I do have an extended family that is not vegetarian, but to various degrees they’ve accepted our diet and try to accommodate us when we visit. When others visit us, I have tried to enforce a strict policy of “no meat in my house,” but in practical application it hasn’t worked. We’ve had people stay with us during hurricane evacuations and on friendly visits, and I can’t ask people who eat completely different from us not to bring the foods they are used to eating. I do ask that they keep them in coolers, rather than in my fridge, and generally they do not expect to cook them on my stove.
Can you ask your husband to speak to his mother about your diet? Perhaps if you tell him how much stress it is causing you he will understand. Can he be persuaded to eat meat only when he is out of the house? Then he could visit his mother to eat the kinds of foods she wants to bring him.
As for dining out, I’m in the “make do” school of thought. Usually when I’m eating with other people, they will ask for restaurant suggestions and I steer them toward places that have something vegan on the menu. If I get to a restaurant and nothing’s vegan, I’ll ask if something special can be prepared. If that fails, I’ll sit and have a drink and enjoy the conversation–I can always eat later. Also, if I expect that I may have trouble finding something vegan on the menu, I eat before I go; often just a couple of pieces of fruit is enough to keep me from pouncing on someone’s french fries.
Do any of you have some suggestions for L?
Teresa, I don’t have a very big yard, but I’m trying to make the most of what I do have. This year, we added a new vegetable patch on the side of our house where we’d had to cut down a tree. In that patch, I have four kinds of tomatoes (plum, cherry, grape, and yellow), two types of bell pepper (red and chocolate), poblano peppers, okra, japanese eggplants, rosemary, and lavender. They’re all kind of crowded together, and the tomatoes are taking over.
In the backyard, I have a patch that’s about 10×4 feet, and it contains two heirloom tomatoes, more peppers, okra, and eggplant as well as several perennial herbs (oregano that wants to run wild, parsley, French tarragon, and rosemary) and one red cabbage left over from the fall. In containers I have at least 5 different types of basil and one tomato plant.
Here are a few photos:
I love the purple stems and veins of eggplant plants.
This is E’s tomato plant, the one that’s planted in a pot and the only one that has a tomato close to ripening (that orange color you see in the back).
This basil is called “Purple Ruffles.”
Here’s a variegated basil that’s so pretty that I haven’t been able to bring myself to cut and eat it.
What do all of you have in your gardens?
Hannah asks, “Do you always make your own non-dairy milk? Do you think it is cheaper?”

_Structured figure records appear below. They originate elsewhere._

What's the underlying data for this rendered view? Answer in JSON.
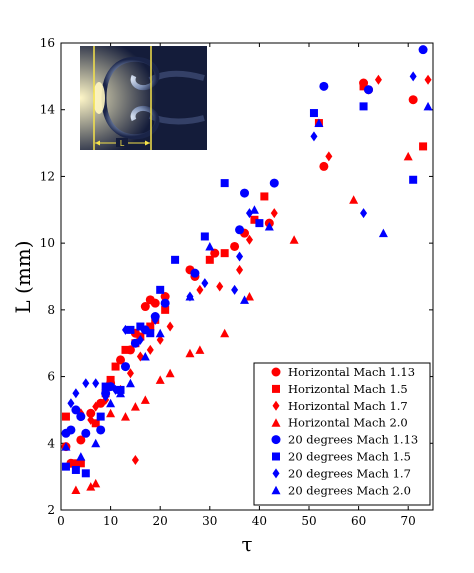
{
  "chart_data": {
    "type": "scatter",
    "title": "",
    "xlabel": "τ",
    "ylabel": "L (mm)",
    "xlim": [
      0,
      75
    ],
    "ylim": [
      2,
      16
    ],
    "xticks": [
      0,
      10,
      20,
      30,
      40,
      50,
      60,
      70
    ],
    "yticks": [
      2,
      4,
      6,
      8,
      10,
      12,
      14,
      16
    ],
    "grid": false,
    "legend_position": "bottom-right",
    "inset": {
      "label": "L",
      "description_color": "#f5e24a"
    },
    "series": [
      {
        "name": "Horizontal Mach 1.13",
        "marker": "circle",
        "color": "#ff0000",
        "points": [
          [
            1,
            3.9
          ],
          [
            2,
            3.4
          ],
          [
            4,
            4.1
          ],
          [
            6,
            4.9
          ],
          [
            8,
            5.2
          ],
          [
            10,
            5.8
          ],
          [
            12,
            6.5
          ],
          [
            14,
            6.8
          ],
          [
            15,
            7.3
          ],
          [
            17,
            8.1
          ],
          [
            18,
            8.3
          ],
          [
            19,
            8.2
          ],
          [
            21,
            8.4
          ],
          [
            26,
            9.2
          ],
          [
            27,
            9.0
          ],
          [
            31,
            9.7
          ],
          [
            35,
            9.9
          ],
          [
            37,
            10.3
          ],
          [
            42,
            10.6
          ],
          [
            53,
            12.3
          ],
          [
            61,
            14.8
          ],
          [
            62,
            14.6
          ],
          [
            71,
            14.3
          ]
        ]
      },
      {
        "name": "Horizontal Mach 1.5",
        "marker": "square",
        "color": "#ff0000",
        "points": [
          [
            1,
            4.8
          ],
          [
            3,
            3.4
          ],
          [
            4,
            3.4
          ],
          [
            7,
            4.6
          ],
          [
            9,
            5.5
          ],
          [
            10,
            5.9
          ],
          [
            11,
            6.3
          ],
          [
            13,
            6.8
          ],
          [
            15,
            7.0
          ],
          [
            16,
            7.2
          ],
          [
            18,
            7.5
          ],
          [
            19,
            7.7
          ],
          [
            21,
            8.0
          ],
          [
            30,
            9.5
          ],
          [
            33,
            9.7
          ],
          [
            39,
            10.7
          ],
          [
            41,
            11.4
          ],
          [
            52,
            13.6
          ],
          [
            61,
            14.7
          ],
          [
            73,
            12.9
          ]
        ]
      },
      {
        "name": "Horizontal Mach 1.7",
        "marker": "diamond",
        "color": "#ff0000",
        "points": [
          [
            4,
            4.9
          ],
          [
            6,
            4.7
          ],
          [
            7,
            5.1
          ],
          [
            9,
            5.3
          ],
          [
            12,
            5.6
          ],
          [
            14,
            6.1
          ],
          [
            15,
            3.5
          ],
          [
            16,
            6.6
          ],
          [
            18,
            6.8
          ],
          [
            20,
            7.1
          ],
          [
            22,
            7.5
          ],
          [
            28,
            8.6
          ],
          [
            32,
            8.7
          ],
          [
            36,
            9.2
          ],
          [
            38,
            10.1
          ],
          [
            43,
            10.9
          ],
          [
            54,
            12.6
          ],
          [
            64,
            14.9
          ],
          [
            74,
            14.9
          ]
        ]
      },
      {
        "name": "Horizontal Mach 2.0",
        "marker": "triangle",
        "color": "#ff0000",
        "points": [
          [
            3,
            2.6
          ],
          [
            6,
            2.7
          ],
          [
            7,
            2.8
          ],
          [
            10,
            4.9
          ],
          [
            13,
            4.8
          ],
          [
            15,
            5.1
          ],
          [
            17,
            5.3
          ],
          [
            20,
            5.9
          ],
          [
            22,
            6.1
          ],
          [
            26,
            6.7
          ],
          [
            28,
            6.8
          ],
          [
            33,
            7.3
          ],
          [
            38,
            8.4
          ],
          [
            47,
            10.1
          ],
          [
            59,
            11.3
          ],
          [
            70,
            12.6
          ]
        ]
      },
      {
        "name": "20 degrees Mach 1.13",
        "marker": "circle",
        "color": "#0000ff",
        "points": [
          [
            1,
            4.3
          ],
          [
            2,
            4.4
          ],
          [
            3,
            5.0
          ],
          [
            4,
            4.8
          ],
          [
            5,
            4.3
          ],
          [
            8,
            4.4
          ],
          [
            9,
            5.5
          ],
          [
            10,
            5.7
          ],
          [
            13,
            6.3
          ],
          [
            15,
            7.0
          ],
          [
            17,
            7.4
          ],
          [
            19,
            7.8
          ],
          [
            21,
            8.2
          ],
          [
            27,
            9.1
          ],
          [
            36,
            10.4
          ],
          [
            37,
            11.5
          ],
          [
            43,
            11.8
          ],
          [
            53,
            14.7
          ],
          [
            62,
            14.6
          ],
          [
            73,
            15.8
          ]
        ]
      },
      {
        "name": "20 degrees Mach 1.5",
        "marker": "square",
        "color": "#0000ff",
        "points": [
          [
            1,
            3.3
          ],
          [
            3,
            3.2
          ],
          [
            5,
            3.1
          ],
          [
            8,
            4.8
          ],
          [
            9,
            5.7
          ],
          [
            12,
            5.6
          ],
          [
            14,
            7.4
          ],
          [
            16,
            7.5
          ],
          [
            18,
            7.3
          ],
          [
            20,
            8.6
          ],
          [
            23,
            9.5
          ],
          [
            29,
            10.2
          ],
          [
            33,
            11.8
          ],
          [
            40,
            10.6
          ],
          [
            51,
            13.9
          ],
          [
            61,
            14.1
          ],
          [
            71,
            11.9
          ]
        ]
      },
      {
        "name": "20 degrees Mach 1.7",
        "marker": "diamond",
        "color": "#0000ff",
        "points": [
          [
            2,
            5.2
          ],
          [
            3,
            5.5
          ],
          [
            5,
            5.8
          ],
          [
            7,
            5.8
          ],
          [
            9,
            5.4
          ],
          [
            11,
            5.6
          ],
          [
            13,
            7.4
          ],
          [
            16,
            7.1
          ],
          [
            19,
            7.7
          ],
          [
            26,
            8.4
          ],
          [
            29,
            8.8
          ],
          [
            35,
            8.6
          ],
          [
            36,
            9.6
          ],
          [
            38,
            10.9
          ],
          [
            51,
            13.2
          ],
          [
            61,
            10.9
          ],
          [
            71,
            15.0
          ]
        ]
      },
      {
        "name": "20 degrees Mach 2.0",
        "marker": "triangle",
        "color": "#0000ff",
        "points": [
          [
            1,
            3.9
          ],
          [
            4,
            3.6
          ],
          [
            7,
            4.0
          ],
          [
            10,
            5.2
          ],
          [
            12,
            5.5
          ],
          [
            14,
            5.8
          ],
          [
            17,
            6.6
          ],
          [
            20,
            7.3
          ],
          [
            26,
            8.4
          ],
          [
            30,
            9.9
          ],
          [
            37,
            8.3
          ],
          [
            39,
            11.0
          ],
          [
            42,
            10.5
          ],
          [
            52,
            13.6
          ],
          [
            65,
            10.3
          ],
          [
            74,
            14.1
          ]
        ]
      }
    ]
  }
}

I’d love to be able to say that I make all of our soymilk, but unfortunately I haven’t found time to make it at all lately. Yes, I definitely think it’s cheaper, if you just consider the money. But, if you figure in the time it takes to make it and clean up afterward, I’m not so sure. I’ve been finding soymilk on sale a lot recently, and I always buy a ton and stockpile it. I use the kind in the aseptic containers, which keep for months.

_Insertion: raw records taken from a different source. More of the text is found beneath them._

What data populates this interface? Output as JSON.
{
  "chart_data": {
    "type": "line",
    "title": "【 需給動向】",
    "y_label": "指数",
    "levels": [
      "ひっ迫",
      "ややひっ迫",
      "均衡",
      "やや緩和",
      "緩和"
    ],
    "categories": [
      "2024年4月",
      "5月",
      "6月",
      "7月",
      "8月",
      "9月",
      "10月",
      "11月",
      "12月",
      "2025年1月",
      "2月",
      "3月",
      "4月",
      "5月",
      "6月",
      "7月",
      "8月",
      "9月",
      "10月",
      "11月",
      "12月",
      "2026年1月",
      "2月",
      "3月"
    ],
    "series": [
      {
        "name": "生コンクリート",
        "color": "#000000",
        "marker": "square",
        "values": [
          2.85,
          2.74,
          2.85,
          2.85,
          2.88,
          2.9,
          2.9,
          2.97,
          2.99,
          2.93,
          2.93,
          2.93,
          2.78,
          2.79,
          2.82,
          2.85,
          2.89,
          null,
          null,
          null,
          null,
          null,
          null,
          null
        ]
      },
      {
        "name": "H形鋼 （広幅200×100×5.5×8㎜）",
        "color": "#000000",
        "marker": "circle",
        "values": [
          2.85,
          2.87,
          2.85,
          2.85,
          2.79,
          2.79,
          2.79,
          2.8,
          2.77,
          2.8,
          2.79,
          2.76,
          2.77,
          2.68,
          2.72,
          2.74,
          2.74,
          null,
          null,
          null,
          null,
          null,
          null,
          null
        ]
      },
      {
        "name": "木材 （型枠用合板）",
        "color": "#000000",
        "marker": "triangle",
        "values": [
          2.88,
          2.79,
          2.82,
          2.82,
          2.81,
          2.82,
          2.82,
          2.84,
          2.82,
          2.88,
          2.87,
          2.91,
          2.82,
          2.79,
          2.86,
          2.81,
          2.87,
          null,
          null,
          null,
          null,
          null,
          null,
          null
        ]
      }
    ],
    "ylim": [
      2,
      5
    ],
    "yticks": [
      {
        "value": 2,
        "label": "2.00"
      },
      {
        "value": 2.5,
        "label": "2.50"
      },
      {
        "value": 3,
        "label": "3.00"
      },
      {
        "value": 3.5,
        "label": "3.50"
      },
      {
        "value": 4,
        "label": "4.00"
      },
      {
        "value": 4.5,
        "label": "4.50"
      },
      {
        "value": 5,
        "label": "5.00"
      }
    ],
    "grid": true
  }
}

Well, that’s all I have time for today. I apologize to anyone who has asked a question that I didn’t answer. I love getting your emails and I always intend to reply, but sometimes just don’t get around to it. Also, I have a very aggressive spam filter that often mistakes real messages for spam, so if you write and don’t hear back from me, do try again. Unless you’re trying to sell me something, get me to try or link to your product, or convince me to eat meat, I really don’t mind if you keep writing until I remember to write back!